5 1790 : G. Gorani, réformateur issu d’une grande famille de la noblesse lombarde, propose que chaque État organise une distribution d’honneurs : un moyen d’« alimenter l’émulation » et, partant, d’augmenter vertus et talents. Accordée par le prince, cette « monnaie d’honneur » suivrait les vœux d’académies spécialisées : ceux de sénats composés de spécialistes rompus à l’examen des mérites individuels. Une façon de transformer les faveurs princières en récompenses « objectives », cela contre la conception aristotélicienne de la « juste valeur » ou celle du Prince comme arbitre de la parité des monnaies. Ces examinateurs n’étaient tant des administrateurs de vertu que des doxosophes. Leur tâche ? Mettre un prix au « cours » des renommées individuelles. C’est l’estime qui sert ici de point de référence. Autrement dit, une forme de considération dont la cotation est présentée comme « naturelle » : dans l’esprit de G. Gorani, il faut entendre par là qu’elle émane des jugements et des opinions échangés par les individus eux-mêmes. Aussi note-t-il dans son ouvrage :

« Les cordons, les médailles, les signes extérieurs de décoration distribués avec économie, justice et sagacité, sont toujours des monnaies d’une valeur incroyable, pourvu qu’elles représentent un mérite dont la vérité soit bien connue du public [14]. »
La « récompense d’honneur » présente toutes les caractéristiques d’un instrument fiduciaire. Elle s’apparente à une monnaie dont l’État garantit les conditions d’émission et de circulation :
« Si les signes représentatifs de ce trésor pouvaient être falsifiés impunément, il en résulterait dans le système moral, les mêmes désordres que produirait dans le commerce et la circulation, la falsification des monnaies et des autres signes de valeur. »
Il faut se garder ici de recourir aux notions, chères aux historiens des idées, de « précurseur » ou de « pionnier ». L’appel de G. Gorani n’a rien de singulier en cette fin de xviiie siècle.

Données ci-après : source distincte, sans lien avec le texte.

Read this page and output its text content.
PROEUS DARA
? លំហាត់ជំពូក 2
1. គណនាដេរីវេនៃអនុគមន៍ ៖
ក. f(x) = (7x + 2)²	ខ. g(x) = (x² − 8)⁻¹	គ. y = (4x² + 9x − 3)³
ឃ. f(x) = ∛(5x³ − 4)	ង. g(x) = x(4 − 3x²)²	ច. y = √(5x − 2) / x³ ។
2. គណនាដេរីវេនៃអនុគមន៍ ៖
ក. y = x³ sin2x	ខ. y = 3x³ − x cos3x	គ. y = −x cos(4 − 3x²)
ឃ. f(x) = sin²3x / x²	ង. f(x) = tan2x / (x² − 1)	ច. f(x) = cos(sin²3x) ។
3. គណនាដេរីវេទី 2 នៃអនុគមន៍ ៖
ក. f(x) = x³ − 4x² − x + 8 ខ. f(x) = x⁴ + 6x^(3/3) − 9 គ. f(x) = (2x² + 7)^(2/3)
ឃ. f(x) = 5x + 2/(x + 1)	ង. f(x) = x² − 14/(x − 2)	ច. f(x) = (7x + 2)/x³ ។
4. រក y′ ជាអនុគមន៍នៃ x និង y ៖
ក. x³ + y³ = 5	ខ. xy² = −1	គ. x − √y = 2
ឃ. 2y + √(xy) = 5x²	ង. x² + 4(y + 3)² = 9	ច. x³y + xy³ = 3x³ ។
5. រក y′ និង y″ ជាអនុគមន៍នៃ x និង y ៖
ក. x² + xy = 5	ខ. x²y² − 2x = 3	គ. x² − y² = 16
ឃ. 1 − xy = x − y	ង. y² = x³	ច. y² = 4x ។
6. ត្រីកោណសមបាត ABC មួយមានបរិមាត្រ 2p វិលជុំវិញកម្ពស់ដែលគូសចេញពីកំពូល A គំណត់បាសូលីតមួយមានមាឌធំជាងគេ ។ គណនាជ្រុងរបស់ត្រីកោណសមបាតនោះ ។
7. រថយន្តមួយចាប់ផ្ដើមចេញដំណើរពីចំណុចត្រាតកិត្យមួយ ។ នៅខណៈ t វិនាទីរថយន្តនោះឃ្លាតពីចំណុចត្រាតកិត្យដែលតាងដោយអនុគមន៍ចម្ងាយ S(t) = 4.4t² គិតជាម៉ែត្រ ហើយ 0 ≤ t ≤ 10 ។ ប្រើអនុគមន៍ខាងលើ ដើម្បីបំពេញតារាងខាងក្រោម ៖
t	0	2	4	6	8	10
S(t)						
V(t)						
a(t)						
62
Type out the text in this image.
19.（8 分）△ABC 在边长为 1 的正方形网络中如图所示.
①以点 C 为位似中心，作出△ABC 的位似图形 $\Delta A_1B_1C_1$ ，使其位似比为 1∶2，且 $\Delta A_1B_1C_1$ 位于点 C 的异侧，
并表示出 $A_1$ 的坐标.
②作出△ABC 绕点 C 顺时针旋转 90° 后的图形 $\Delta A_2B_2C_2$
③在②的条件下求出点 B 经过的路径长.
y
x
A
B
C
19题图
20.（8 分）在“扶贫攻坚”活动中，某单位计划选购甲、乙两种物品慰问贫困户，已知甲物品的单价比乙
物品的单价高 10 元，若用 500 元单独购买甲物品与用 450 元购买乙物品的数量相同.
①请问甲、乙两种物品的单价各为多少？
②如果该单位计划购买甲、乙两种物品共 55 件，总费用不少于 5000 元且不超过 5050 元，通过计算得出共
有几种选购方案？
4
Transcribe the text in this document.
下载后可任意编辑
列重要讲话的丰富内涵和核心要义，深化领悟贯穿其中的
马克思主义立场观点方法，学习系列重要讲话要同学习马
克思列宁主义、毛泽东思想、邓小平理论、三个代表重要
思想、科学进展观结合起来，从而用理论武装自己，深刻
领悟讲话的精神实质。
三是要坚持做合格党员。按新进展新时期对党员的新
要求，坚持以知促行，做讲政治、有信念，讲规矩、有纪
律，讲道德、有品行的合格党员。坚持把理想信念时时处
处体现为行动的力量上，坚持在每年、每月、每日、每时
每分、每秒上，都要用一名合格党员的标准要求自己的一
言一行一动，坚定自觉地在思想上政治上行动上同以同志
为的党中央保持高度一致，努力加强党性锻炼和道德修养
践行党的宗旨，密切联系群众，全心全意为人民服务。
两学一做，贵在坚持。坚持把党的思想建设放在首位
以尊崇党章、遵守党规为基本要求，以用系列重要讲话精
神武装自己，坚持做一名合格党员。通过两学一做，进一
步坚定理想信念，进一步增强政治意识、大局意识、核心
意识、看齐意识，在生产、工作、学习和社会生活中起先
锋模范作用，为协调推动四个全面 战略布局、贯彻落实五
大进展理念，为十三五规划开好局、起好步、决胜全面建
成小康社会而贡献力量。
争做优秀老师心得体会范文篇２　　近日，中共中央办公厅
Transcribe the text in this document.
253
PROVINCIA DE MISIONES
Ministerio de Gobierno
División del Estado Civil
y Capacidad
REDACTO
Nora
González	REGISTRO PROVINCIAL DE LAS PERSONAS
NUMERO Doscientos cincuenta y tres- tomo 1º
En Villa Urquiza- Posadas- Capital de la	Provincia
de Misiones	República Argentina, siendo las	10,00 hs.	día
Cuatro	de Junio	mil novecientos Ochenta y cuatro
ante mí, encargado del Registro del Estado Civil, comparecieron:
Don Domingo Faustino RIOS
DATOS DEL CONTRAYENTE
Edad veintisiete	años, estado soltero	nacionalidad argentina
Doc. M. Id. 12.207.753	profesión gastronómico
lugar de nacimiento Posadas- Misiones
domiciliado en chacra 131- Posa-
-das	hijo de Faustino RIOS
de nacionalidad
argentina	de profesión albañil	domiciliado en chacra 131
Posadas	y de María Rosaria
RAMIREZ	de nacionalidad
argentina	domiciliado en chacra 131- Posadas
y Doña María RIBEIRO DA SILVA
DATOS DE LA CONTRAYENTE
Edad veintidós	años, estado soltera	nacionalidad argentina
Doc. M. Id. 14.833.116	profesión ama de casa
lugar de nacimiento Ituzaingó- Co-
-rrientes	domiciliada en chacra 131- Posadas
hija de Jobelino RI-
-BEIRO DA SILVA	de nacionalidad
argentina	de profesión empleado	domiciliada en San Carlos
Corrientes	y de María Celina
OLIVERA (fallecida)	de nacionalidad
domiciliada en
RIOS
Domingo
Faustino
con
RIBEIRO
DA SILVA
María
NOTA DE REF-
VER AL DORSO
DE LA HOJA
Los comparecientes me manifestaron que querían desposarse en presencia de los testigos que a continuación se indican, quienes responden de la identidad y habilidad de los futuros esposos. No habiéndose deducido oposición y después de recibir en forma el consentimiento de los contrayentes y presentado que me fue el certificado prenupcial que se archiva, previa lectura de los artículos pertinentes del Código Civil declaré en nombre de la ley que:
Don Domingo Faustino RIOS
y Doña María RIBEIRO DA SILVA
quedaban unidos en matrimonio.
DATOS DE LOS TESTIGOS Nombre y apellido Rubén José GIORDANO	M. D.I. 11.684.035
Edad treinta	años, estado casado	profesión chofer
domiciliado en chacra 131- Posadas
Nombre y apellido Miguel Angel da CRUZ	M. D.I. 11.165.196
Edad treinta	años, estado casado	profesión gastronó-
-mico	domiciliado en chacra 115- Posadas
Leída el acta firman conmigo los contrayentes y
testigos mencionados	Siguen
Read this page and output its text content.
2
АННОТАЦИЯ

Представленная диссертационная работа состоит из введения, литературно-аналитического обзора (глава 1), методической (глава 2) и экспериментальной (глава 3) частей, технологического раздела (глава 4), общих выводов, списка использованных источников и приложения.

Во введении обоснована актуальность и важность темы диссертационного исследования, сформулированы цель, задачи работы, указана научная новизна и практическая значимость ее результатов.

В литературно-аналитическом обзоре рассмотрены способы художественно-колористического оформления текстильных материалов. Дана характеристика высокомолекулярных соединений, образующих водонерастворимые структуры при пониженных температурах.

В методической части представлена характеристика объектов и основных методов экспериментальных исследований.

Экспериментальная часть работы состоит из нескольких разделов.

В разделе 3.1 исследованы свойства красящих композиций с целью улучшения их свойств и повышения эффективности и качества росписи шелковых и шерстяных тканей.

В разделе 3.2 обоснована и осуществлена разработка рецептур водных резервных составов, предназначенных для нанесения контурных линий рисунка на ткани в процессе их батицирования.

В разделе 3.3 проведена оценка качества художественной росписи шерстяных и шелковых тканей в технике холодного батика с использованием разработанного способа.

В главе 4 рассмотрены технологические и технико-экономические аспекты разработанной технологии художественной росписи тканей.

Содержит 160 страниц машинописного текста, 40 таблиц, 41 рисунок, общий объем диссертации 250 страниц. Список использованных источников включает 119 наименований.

On pourrait le rapprocher du souci de « récompenser la vertu » que manifestent tant de moralistes depuis l’Éthocratie du baron d’Holbach ou le Nouveau plan de gouvernement de l’abbé de Saint Pierre. Un seul exemple : le marquis de Mirabeau – dont G. Gorani avoue avoir lu « deux fois » l’Ami des Hommes ou Traité de la population. Il en proclame lui aussi l’exigence :
« La véritable police, la police digne d’un grand prince, d’un père du peuple, de l’oingt du seigneur, consiste moins à punir les crimes qu’à sécher le germe des vices en réchauffant et faisant éclore celui des vertus [15]. »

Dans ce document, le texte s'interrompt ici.